1. Identify the most likely offenders - insurers can help with this and would be glad to.
2. Go into 1 firm a day and look at say 100 files from recently closed to almost settled.
3. Any low value RTA with a premium above say £100 probably has a secret commission so if any are found dig deeper.
4. Any low value RTA with an hourly rate of say £350 or more is probably just to maximise a success fee, so dig deeper.
5. Any low value RTA rear end shunt with a success fee of more than say 25% is simply to maximise costs, so dig deeper.
6. Any cases identified where physio has been arranged at an inflated rate is probably a secret commission or the money is being funnelled to an associate, so dig deeper.
7. If there is any credit hire - shoot everyone.
8. If it becomes apparent that the firm is a front for a CMC with all decisions taken by a non-director/partner, then investigate more.
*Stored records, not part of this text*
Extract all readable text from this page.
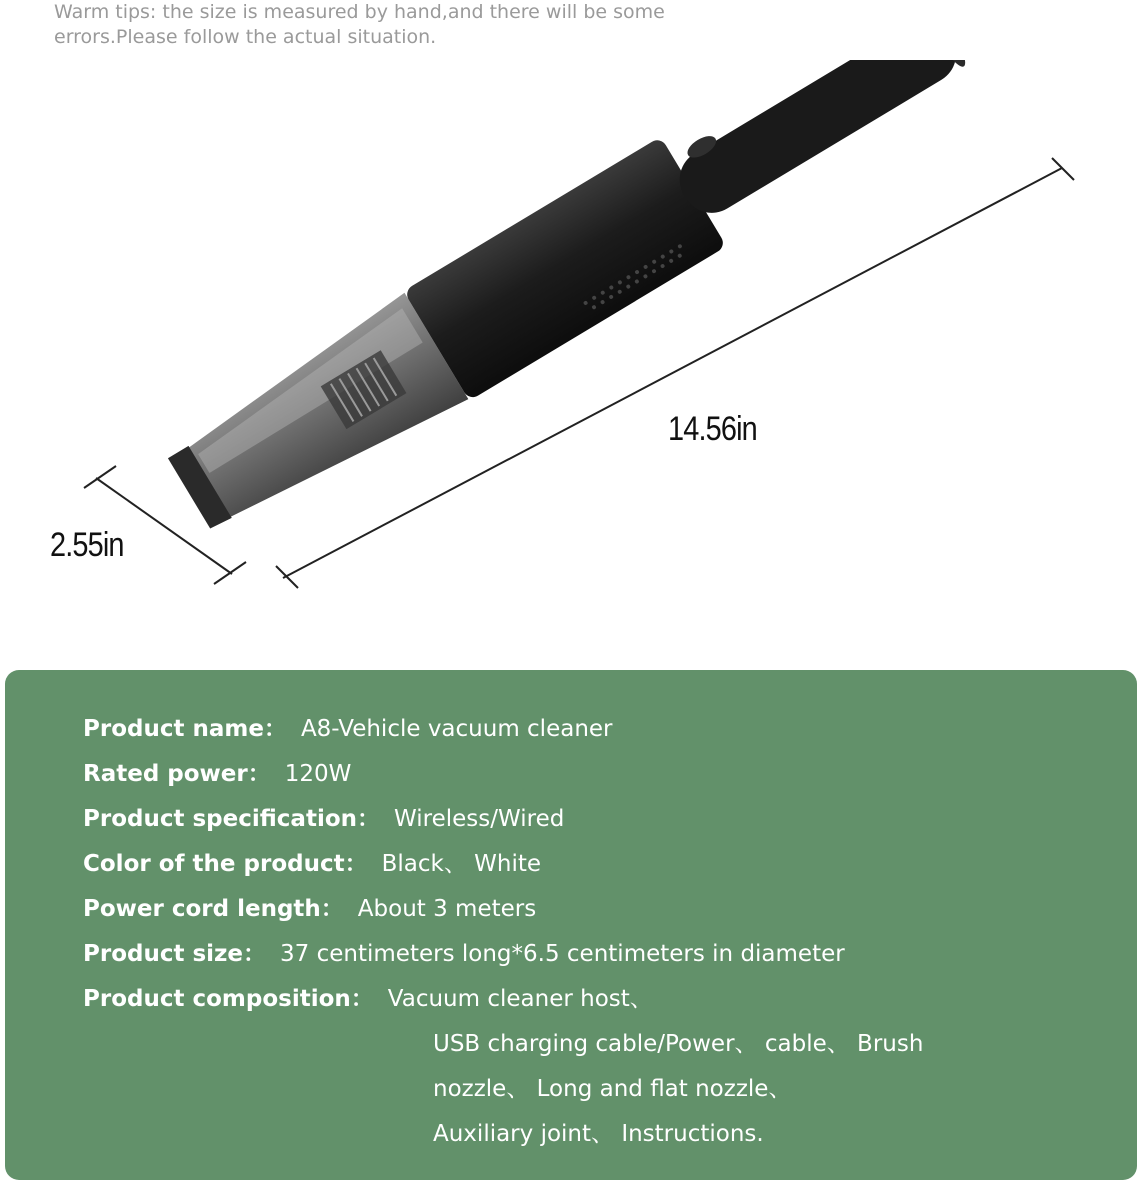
Warm tips: the size is measured by hand,and there will be some
errors.Please follow the actual situation.
14.56in
2.55in
Product name： A8-Vehicle vacuum cleaner
Rated power： 120W
Product specification： Wireless/Wired
Color of the product： Black、 White
Power cord length： About 3 meters
Product size： 37 centimeters long*6.5 centimeters in diameter
Product composition： Vacuum cleaner host、
USB charging cable/Power、 cable、 Brush
nozzle、 Long and flat nozzle、
Auxiliary joint、 Instructions.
It isn't just the firms nobody has heard of - I'm considering a potential claim against a large national firm that deducted a £50k success fee from a client with union membership.

After that it is a case of emailing all of the firms listing PI on the Law Society website and seeing who wants to take on some cases.

Just doing the above then intervening and the SRA could make a mint in fines - more than enough to fund it.